After broadly discussing the basics of cryptocurrencies let’s talk about the brain behind the invention of cryptocurrencies.
Who invented cryptocurrencies?
Bitcoin was the first-ever discovered cryptocurrency. The brain behind this powerful revolutionary invention is still unknown. No one knows that it was discovered by a group of programmers or by only one programmer. What the world knows about the inventor is the name “Satoshi Nakamoto,” who was he/she, or they, no one has a clue.
FAQs
What is meant by cryptocurrency?
A cryptocurrency is a digital currency, which is an alternative form of payment created using encryption algorithms. The use of encryption technologies means that cryptocurrencies function both as a currency and as a virtual accounting system. To use cryptocurrencies, you need a cryptocurrency wallet.

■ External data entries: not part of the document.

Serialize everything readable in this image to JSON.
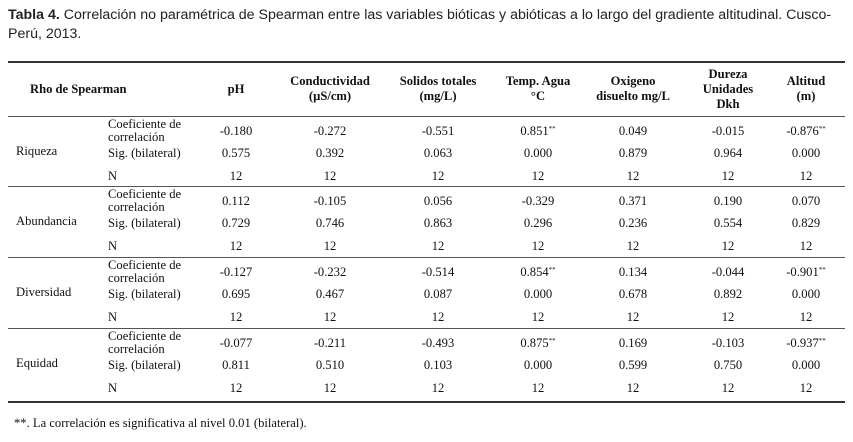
{
  "caption": {
    "label": "Tabla 4.",
    "text": "Correlación no paramétrica de Spearman entre las variables bióticas y abióticas  a lo largo del gradiente altitudinal. Cusco-Perú, 2013."
  },
  "table": {
    "headers": {
      "rho": "Rho de Spearman",
      "cols": [
        [
          "pH"
        ],
        [
          "Conductividad",
          "(µS/cm)"
        ],
        [
          "Solidos totales",
          "(mg/L)"
        ],
        [
          "Temp. Agua",
          "°C"
        ],
        [
          "Oxigeno",
          "disuelto mg/L"
        ],
        [
          "Dureza",
          "Unidades",
          "Dkh"
        ],
        [
          "Altitud",
          "(m)"
        ]
      ]
    },
    "stat_labels": {
      "coef": [
        "Coeficiente de",
        "correlación"
      ],
      "sig": "Sig. (bilateral)",
      "n": "N"
    },
    "groups": [
      {
        "name": "Riqueza",
        "coef": [
          "-0.180",
          "-0.272",
          "-0.551",
          "0.851**",
          "0.049",
          "-0.015",
          "-0.876**"
        ],
        "sig": [
          "0.575",
          "0.392",
          "0.063",
          "0.000",
          "0.879",
          "0.964",
          "0.000"
        ],
        "n": [
          "12",
          "12",
          "12",
          "12",
          "12",
          "12",
          "12"
        ]
      },
      {
        "name": "Abundancia",
        "coef": [
          "0.112",
          "-0.105",
          "0.056",
          "-0.329",
          "0.371",
          "0.190",
          "0.070"
        ],
        "sig": [
          "0.729",
          "0.746",
          "0.863",
          "0.296",
          "0.236",
          "0.554",
          "0.829"
        ],
        "n": [
          "12",
          "12",
          "12",
          "12",
          "12",
          "12",
          "12"
        ]
      },
      {
        "name": "Diversidad",
        "coef": [
          "-0.127",
          "-0.232",
          "-0.514",
          "0.854**",
          "0.134",
          "-0.044",
          "-0.901**"
        ],
        "sig": [
          "0.695",
          "0.467",
          "0.087",
          "0.000",
          "0.678",
          "0.892",
          "0.000"
        ],
        "n": [
          "12",
          "12",
          "12",
          "12",
          "12",
          "12",
          "12"
        ]
      },
      {
        "name": "Equidad",
        "coef": [
          "-0.077",
          "-0.211",
          "-0.493",
          "0.875**",
          "0.169",
          "-0.103",
          "-0.937**"
        ],
        "sig": [
          "0.811",
          "0.510",
          "0.103",
          "0.000",
          "0.599",
          "0.750",
          "0.000"
        ],
        "n": [
          "12",
          "12",
          "12",
          "12",
          "12",
          "12",
          "12"
        ]
      }
    ]
  },
  "footnote": "**. La correlación es significativa al nivel 0.01 (bilateral)."
}
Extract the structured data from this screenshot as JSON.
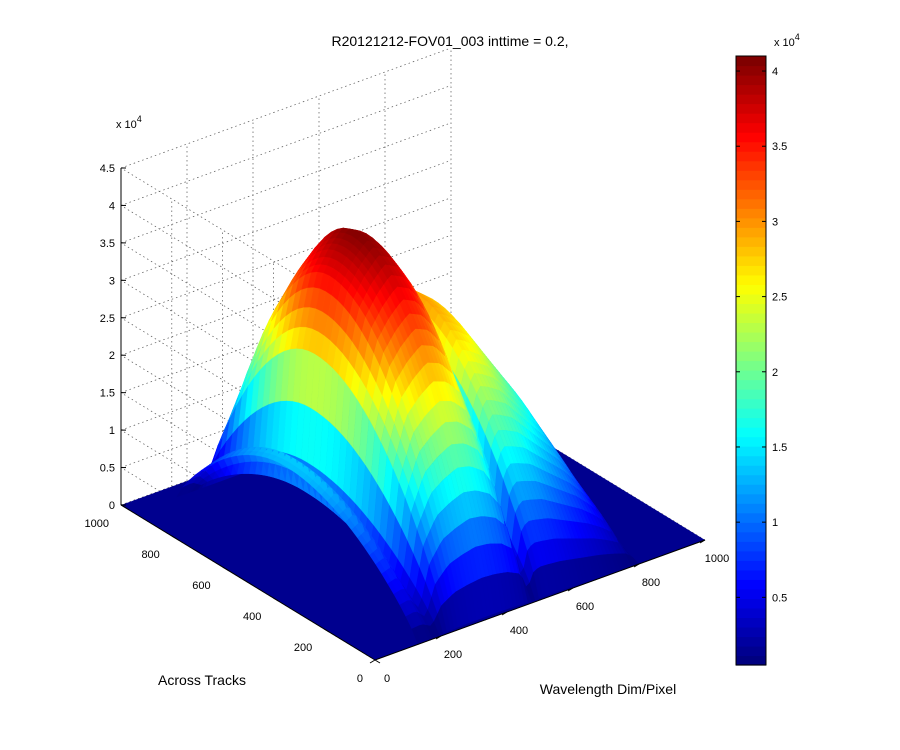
{
  "chart_data": {
    "type": "surface",
    "title": "R20121212-FOV01_003 inttime = 0.2,",
    "xlabel": "Wavelength Dim/Pixel",
    "ylabel": "Across Tracks",
    "zlabel": "",
    "x_ticks": [
      "0",
      "200",
      "400",
      "600",
      "800",
      "1000"
    ],
    "y_ticks": [
      "0",
      "200",
      "400",
      "600",
      "800",
      "1000"
    ],
    "z_ticks": [
      "0",
      "0.5",
      "1",
      "1.5",
      "2",
      "2.5",
      "3",
      "3.5",
      "4",
      "4.5"
    ],
    "z_multiplier": "x 10",
    "z_multiplier_exp": "4",
    "xlim": [
      0,
      1000
    ],
    "ylim": [
      0,
      1000
    ],
    "zlim": [
      0,
      45000
    ],
    "grid": true,
    "colormap": "jet",
    "colorbar": {
      "range": [
        500,
        41000
      ],
      "ticks": [
        "0.5",
        "1",
        "1.5",
        "2",
        "2.5",
        "3",
        "3.5",
        "4"
      ],
      "multiplier": "x 10",
      "multiplier_exp": "4"
    },
    "surface": {
      "active_x_range": [
        130,
        800
      ],
      "active_y_range": [
        0,
        950
      ],
      "wavelength_profile_x": [
        130,
        160,
        190,
        220,
        260,
        300,
        340,
        380,
        420,
        460,
        480,
        500,
        520,
        540,
        580,
        620,
        660,
        700,
        740,
        780,
        800
      ],
      "wavelength_profile_value": [
        13000,
        14000,
        8000,
        27000,
        36000,
        39000,
        41000,
        40000,
        37000,
        30000,
        10000,
        28000,
        30000,
        29500,
        28000,
        25000,
        22000,
        19000,
        15000,
        10000,
        3000
      ],
      "across_track_peak_y": 520,
      "background_value": 0
    }
  }
}
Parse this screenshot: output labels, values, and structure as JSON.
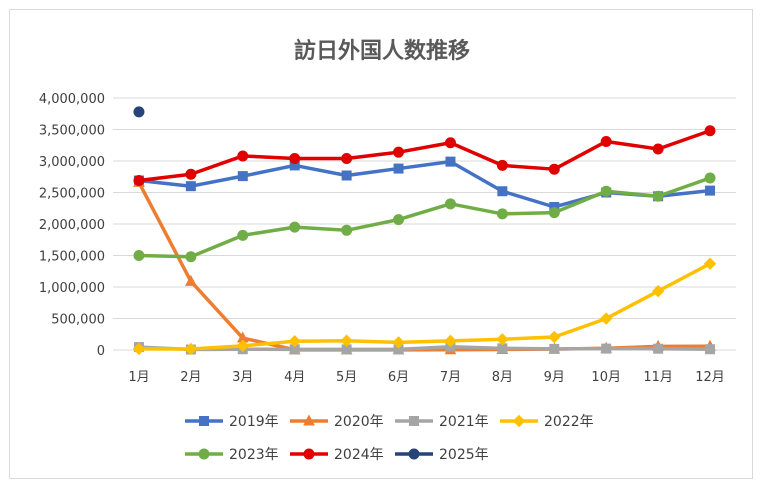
{
  "chart_data": {
    "type": "line",
    "title": "訪日外国人数推移",
    "categories": [
      "1月",
      "2月",
      "3月",
      "4月",
      "5月",
      "6月",
      "7月",
      "8月",
      "9月",
      "10月",
      "11月",
      "12月"
    ],
    "y_ticks": [
      "0",
      "500,000",
      "1,000,000",
      "1,500,000",
      "2,000,000",
      "2,500,000",
      "3,000,000",
      "3,500,000",
      "4,000,000"
    ],
    "ylim": [
      0,
      4000000
    ],
    "grid": true,
    "legend_position": "bottom",
    "series": [
      {
        "name": "2019年",
        "color": "#4472c4",
        "marker": "square",
        "values": [
          2690000,
          2600000,
          2760000,
          2930000,
          2770000,
          2880000,
          2990000,
          2520000,
          2270000,
          2500000,
          2440000,
          2530000
        ]
      },
      {
        "name": "2020年",
        "color": "#ed7d31",
        "marker": "triangle",
        "values": [
          2660000,
          1090000,
          190000,
          2900,
          1700,
          2600,
          3800,
          8700,
          13700,
          27400,
          56700,
          58700
        ]
      },
      {
        "name": "2021年",
        "color": "#a5a5a5",
        "marker": "square",
        "values": [
          46500,
          7400,
          12300,
          10900,
          10000,
          9300,
          51100,
          25900,
          17700,
          22100,
          20700,
          12100
        ]
      },
      {
        "name": "2022年",
        "color": "#ffc000",
        "marker": "diamond",
        "values": [
          17800,
          16700,
          66100,
          139500,
          147000,
          120400,
          144500,
          169900,
          206600,
          498600,
          934500,
          1370000
        ]
      },
      {
        "name": "2023年",
        "color": "#70ad47",
        "marker": "circle",
        "values": [
          1500000,
          1480000,
          1820000,
          1950000,
          1900000,
          2070000,
          2320000,
          2160000,
          2180000,
          2520000,
          2440000,
          2730000
        ]
      },
      {
        "name": "2024年",
        "color": "#e00000",
        "marker": "circle",
        "values": [
          2690000,
          2790000,
          3080000,
          3040000,
          3040000,
          3140000,
          3290000,
          2930000,
          2870000,
          3310000,
          3190000,
          3480000
        ]
      },
      {
        "name": "2025年",
        "color": "#264478",
        "marker": "circle",
        "values": [
          3780000,
          null,
          null,
          null,
          null,
          null,
          null,
          null,
          null,
          null,
          null,
          null
        ]
      }
    ]
  }
}
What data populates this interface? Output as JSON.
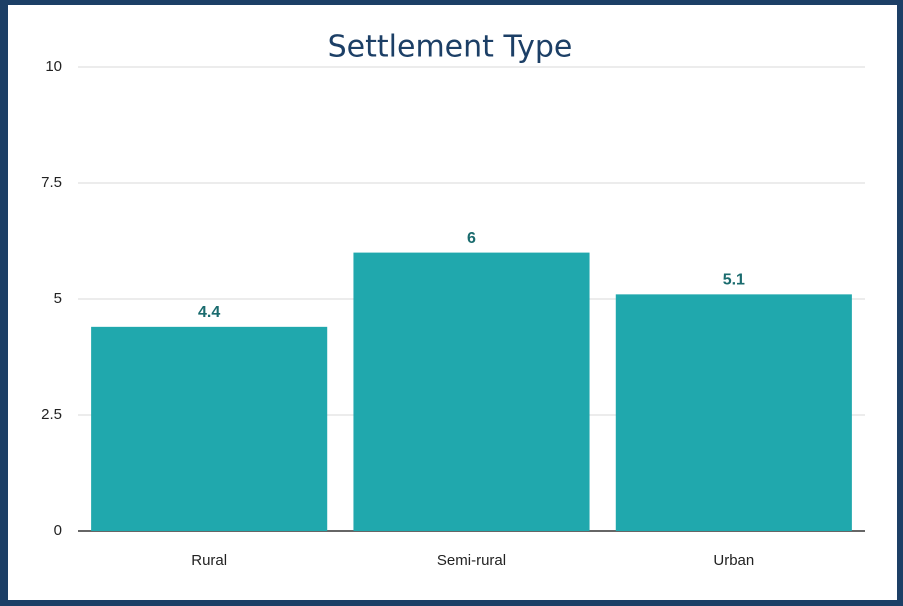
{
  "chart_data": {
    "type": "bar",
    "title": "Settlement Type",
    "categories": [
      "Rural",
      "Semi-rural",
      "Urban"
    ],
    "values": [
      4.4,
      6,
      5.1
    ],
    "color": "#20a8ad",
    "ylim": [
      0,
      10
    ],
    "yticks": [
      0,
      2.5,
      5,
      7.5,
      10
    ],
    "grid": true
  }
}
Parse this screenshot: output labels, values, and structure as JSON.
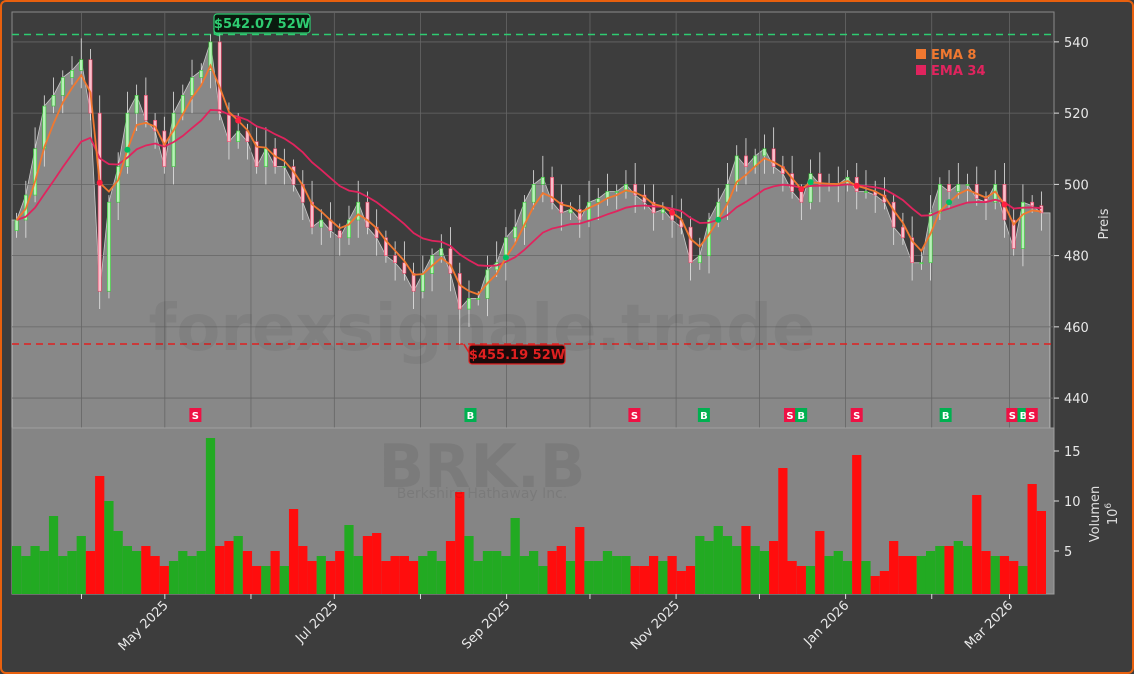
{
  "chart_data": [
    {
      "type": "candlestick",
      "ticker": "BRK.B",
      "company": "Berkshire Hathaway Inc.",
      "watermark": "forexsignale.trade",
      "ylabel": "Preis",
      "ylim": [
        431.6,
        548.4
      ],
      "yticks": [
        440,
        460,
        480,
        500,
        520,
        540
      ],
      "xlim": [
        "2025-03-07",
        "2026-03-17"
      ],
      "xticks": [
        {
          "date": "2025-04-01",
          "label": ""
        },
        {
          "date": "2025-05-01",
          "label": "May 2025"
        },
        {
          "date": "2025-06-01",
          "label": ""
        },
        {
          "date": "2025-07-01",
          "label": "Jul 2025"
        },
        {
          "date": "2025-08-01",
          "label": ""
        },
        {
          "date": "2025-09-01",
          "label": "Sep 2025"
        },
        {
          "date": "2025-10-01",
          "label": ""
        },
        {
          "date": "2025-11-01",
          "label": "Nov 2025"
        },
        {
          "date": "2025-12-01",
          "label": ""
        },
        {
          "date": "2026-01-01",
          "label": "Jan 2026"
        },
        {
          "date": "2026-02-01",
          "label": ""
        },
        {
          "date": "2026-03-01",
          "label": "Mar 2026"
        }
      ],
      "grid": true,
      "close": [
        490,
        497,
        510,
        522,
        525,
        530,
        532,
        535,
        520,
        470,
        495,
        505,
        520,
        525,
        518,
        515,
        505,
        520,
        525,
        530,
        532,
        540,
        520,
        512,
        515,
        512,
        505,
        510,
        505,
        505,
        500,
        495,
        488,
        490,
        487,
        485,
        490,
        495,
        488,
        485,
        480,
        478,
        475,
        470,
        475,
        480,
        482,
        475,
        465,
        468,
        468,
        476,
        478,
        485,
        488,
        495,
        500,
        502,
        495,
        492,
        493,
        490,
        495,
        496,
        498,
        498,
        500,
        497,
        495,
        492,
        493,
        490,
        488,
        478,
        480,
        490,
        495,
        500,
        508,
        505,
        508,
        510,
        505,
        503,
        498,
        495,
        503,
        500,
        500,
        500,
        502,
        498,
        498,
        497,
        495,
        488,
        485,
        478,
        478,
        492,
        500,
        498,
        500,
        500,
        496,
        495,
        500,
        490,
        482,
        495,
        494,
        492
      ],
      "legend": {
        "placement": "top-right",
        "entries": [
          {
            "label": "EMA 8",
            "color": "#f07830"
          },
          {
            "label": "EMA 34",
            "color": "#e0245e"
          }
        ]
      },
      "annotations": {
        "high_52w": {
          "value": 542.07,
          "label": "$542.07 52W",
          "color": "#2ecc71"
        },
        "low_52w": {
          "value": 455.19,
          "label": "$455.19 52W",
          "color": "#e02020"
        }
      },
      "signals": [
        {
          "date": "2025-05-12",
          "type": "S"
        },
        {
          "date": "2025-08-19",
          "type": "B"
        },
        {
          "date": "2025-10-17",
          "type": "S"
        },
        {
          "date": "2025-11-11",
          "type": "B"
        },
        {
          "date": "2025-12-12",
          "type": "S"
        },
        {
          "date": "2025-12-16",
          "type": "B"
        },
        {
          "date": "2026-01-05",
          "type": "S"
        },
        {
          "date": "2026-02-06",
          "type": "B"
        },
        {
          "date": "2026-03-02",
          "type": "S"
        },
        {
          "date": "2026-03-06",
          "type": "B"
        },
        {
          "date": "2026-03-09",
          "type": "S"
        }
      ],
      "colors": {
        "up": "#22aa22",
        "down": "#ff0d0d",
        "buy": "#00b050",
        "sell": "#ee1144",
        "area": "#888888"
      }
    },
    {
      "type": "bar",
      "ylabel": "Volumen",
      "yunit": "10",
      "yunit_exp": "6",
      "ylim": [
        0.7,
        17.3
      ],
      "yticks": [
        5,
        10,
        15
      ],
      "values": [
        5.5,
        4.5,
        5.5,
        5,
        8.5,
        4.5,
        5,
        6.5,
        5,
        12.5,
        10,
        7,
        5.5,
        5,
        5.5,
        4.5,
        3.5,
        4,
        5,
        4.5,
        5,
        16.3,
        5.5,
        6,
        6.5,
        5,
        3.5,
        3.5,
        5,
        3.5,
        9.2,
        5.5,
        4,
        4.5,
        4,
        5,
        7.6,
        4.5,
        6.5,
        6.8,
        4,
        4.5,
        4.5,
        4,
        4.5,
        5,
        4,
        6,
        10.9,
        6.5,
        4,
        5,
        5,
        4.5,
        8.3,
        4.5,
        5,
        3.5,
        5,
        5.5,
        4,
        7.4,
        4,
        4,
        5,
        4.5,
        4.5,
        3.5,
        3.5,
        4.5,
        4,
        4.5,
        3,
        3.5,
        6.5,
        6,
        7.5,
        6.5,
        5.5,
        7.5,
        5.5,
        5,
        6,
        13.3,
        4,
        3.5,
        3.5,
        7,
        4.5,
        5,
        4,
        14.6,
        4,
        2.5,
        3,
        6,
        4.5,
        4.5,
        4.5,
        5,
        5.5,
        5.5,
        6,
        5.5,
        10.6,
        5,
        4.5,
        4.5,
        4,
        3.5,
        11.7,
        9
      ]
    }
  ]
}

What are the advantages and disadvantages of using digital currencies?
Some of the advantages of digital currencies are that they enable seamless transfer of value and can make transaction costs cheaper. Some of the disadvantages of digital currencies are that they can volatile to trade and are susceptible to hacks.
What are the four types of cryptocurrency?
1- Payment cryptocurrency
2- Utility Tokens
3- Stablecoins
4- Central Bank Digital Currencies (CBDC)
Who uses cryptocurrency?
Overall, 17% of U.S. adults say they have ever invested in, traded or used a cryptocurrency. This share is mostly unchanged from previous Center surveys conducted in 2021 and 2022. As was true in past surveys, younger men are more likely to use cryptocurrency compared with men 50 and older and women of any age.
Who invented cryptocurrency?
Satoshi Nakamoto created Bitcoin in 2009. The name “Satoshi Nakamoto” is the pseudonym for the person or people who introduced the concept of Bitcoin in a 2008 paper. 1 Nakamoto remained active in the creation of Bitcoin and the blockchain until about 2010 but has not been heard from since.